There’s no chance of my dropping a dime for a new scar. I know how to get nasty permanent scars for free.

I have regular contact with a young-ish seasoned professional who went for weeks, possibly months, with a missing front tooth. The kind of missing front tooth an elementary-schooler would flash. She carried herself as vibrantly as she always had, quick with the same wide, open-mouthed grin, not minding the gap. If she were hit up with the “Which external part of you do you despise?” query, I have a feeling her response would hover along the lines of, “What do you mean?” Which is how I might reply when I grow up. 


  1. I greatly admire your friend who continued flashing a cheerful smile, even while her front tooth was missing. I don't think that I will ever grow up. There will always be something about my body that will cause me discomfort. Lately it's been my sagging underarms. Nowadays I'm very careful to buy only blouses or tops with longer sleeves.

  2. As a teenager and young twenty I was very self-conscious. I was skinny and skinnyn blokes were definitely not the 'in thing' in those days. I had lost my left knee cap in a motor bike accident so never wore shorts. I wore glasses.

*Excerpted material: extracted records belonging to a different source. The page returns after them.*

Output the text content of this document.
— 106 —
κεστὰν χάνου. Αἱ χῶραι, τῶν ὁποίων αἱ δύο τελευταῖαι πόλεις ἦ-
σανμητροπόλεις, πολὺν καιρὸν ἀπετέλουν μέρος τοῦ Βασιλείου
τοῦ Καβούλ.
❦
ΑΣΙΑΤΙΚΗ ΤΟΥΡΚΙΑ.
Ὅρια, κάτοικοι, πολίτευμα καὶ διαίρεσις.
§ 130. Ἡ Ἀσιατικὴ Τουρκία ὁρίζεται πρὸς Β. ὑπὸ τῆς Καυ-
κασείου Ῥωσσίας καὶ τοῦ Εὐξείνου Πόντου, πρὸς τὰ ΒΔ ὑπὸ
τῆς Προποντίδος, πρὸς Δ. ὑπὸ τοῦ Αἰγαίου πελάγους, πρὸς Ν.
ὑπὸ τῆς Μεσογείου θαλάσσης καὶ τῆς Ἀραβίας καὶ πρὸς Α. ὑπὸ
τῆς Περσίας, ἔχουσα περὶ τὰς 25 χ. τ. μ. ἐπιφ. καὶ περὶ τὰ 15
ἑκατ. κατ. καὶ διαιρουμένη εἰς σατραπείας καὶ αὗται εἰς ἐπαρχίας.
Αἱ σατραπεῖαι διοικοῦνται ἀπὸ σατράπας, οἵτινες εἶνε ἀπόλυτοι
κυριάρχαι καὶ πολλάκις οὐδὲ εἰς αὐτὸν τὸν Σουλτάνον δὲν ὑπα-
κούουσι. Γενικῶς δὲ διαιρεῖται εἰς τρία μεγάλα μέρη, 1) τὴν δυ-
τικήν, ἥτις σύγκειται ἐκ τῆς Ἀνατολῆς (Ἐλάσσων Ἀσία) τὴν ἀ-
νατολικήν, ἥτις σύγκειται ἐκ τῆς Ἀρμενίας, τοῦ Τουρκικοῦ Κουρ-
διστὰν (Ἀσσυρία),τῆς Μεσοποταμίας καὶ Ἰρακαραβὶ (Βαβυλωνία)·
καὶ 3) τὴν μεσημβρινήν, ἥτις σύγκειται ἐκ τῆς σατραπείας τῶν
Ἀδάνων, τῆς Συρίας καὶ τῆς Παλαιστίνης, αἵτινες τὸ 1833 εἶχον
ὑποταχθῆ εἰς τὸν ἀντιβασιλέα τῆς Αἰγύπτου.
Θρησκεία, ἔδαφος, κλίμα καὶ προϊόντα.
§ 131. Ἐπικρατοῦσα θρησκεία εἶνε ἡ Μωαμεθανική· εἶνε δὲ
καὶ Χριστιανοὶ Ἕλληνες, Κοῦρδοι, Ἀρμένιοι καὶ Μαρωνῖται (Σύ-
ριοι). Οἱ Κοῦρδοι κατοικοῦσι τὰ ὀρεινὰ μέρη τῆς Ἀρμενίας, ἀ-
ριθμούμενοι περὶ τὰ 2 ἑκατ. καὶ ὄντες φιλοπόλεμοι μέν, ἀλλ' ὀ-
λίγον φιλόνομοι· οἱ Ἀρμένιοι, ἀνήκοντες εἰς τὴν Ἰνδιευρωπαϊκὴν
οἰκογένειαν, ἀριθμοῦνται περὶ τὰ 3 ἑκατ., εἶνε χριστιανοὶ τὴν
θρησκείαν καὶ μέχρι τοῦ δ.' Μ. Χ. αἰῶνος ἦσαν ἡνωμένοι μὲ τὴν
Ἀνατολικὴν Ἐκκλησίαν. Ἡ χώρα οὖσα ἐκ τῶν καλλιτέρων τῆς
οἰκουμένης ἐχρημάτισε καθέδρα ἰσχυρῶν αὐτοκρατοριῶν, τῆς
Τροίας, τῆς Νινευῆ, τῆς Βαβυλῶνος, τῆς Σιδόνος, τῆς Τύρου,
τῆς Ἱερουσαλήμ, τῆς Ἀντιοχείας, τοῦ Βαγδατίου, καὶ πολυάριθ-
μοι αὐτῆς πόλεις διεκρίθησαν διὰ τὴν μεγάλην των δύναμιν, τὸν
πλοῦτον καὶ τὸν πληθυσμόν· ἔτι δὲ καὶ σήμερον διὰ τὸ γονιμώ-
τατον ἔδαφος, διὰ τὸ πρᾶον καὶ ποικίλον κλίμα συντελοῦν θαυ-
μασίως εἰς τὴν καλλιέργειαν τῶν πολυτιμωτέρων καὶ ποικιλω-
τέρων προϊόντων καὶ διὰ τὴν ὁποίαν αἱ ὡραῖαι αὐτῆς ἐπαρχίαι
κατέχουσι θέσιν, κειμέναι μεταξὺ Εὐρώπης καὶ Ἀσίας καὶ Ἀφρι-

I would have spent ten minutes on that question trying to narrow down the short-list.
    I think I was about thirty when I 'grew up' and since then I haven't cared less what people thought. It is exceptionally liberating.

  3. Yes, yes, yes. Age, while it's something we generally don't look forward to, is a great liberator. When you reach the magic year (different for different people) where you realize you are the only one obsessing over your imagined faults, it's like "WHEEEEEEE!" Another interesting discovery is when you find out that models and "perfect" people are more obsessed and judgmental and unhappy with themselves than almost anyone else. Almost makes you feel bad for them. Almost.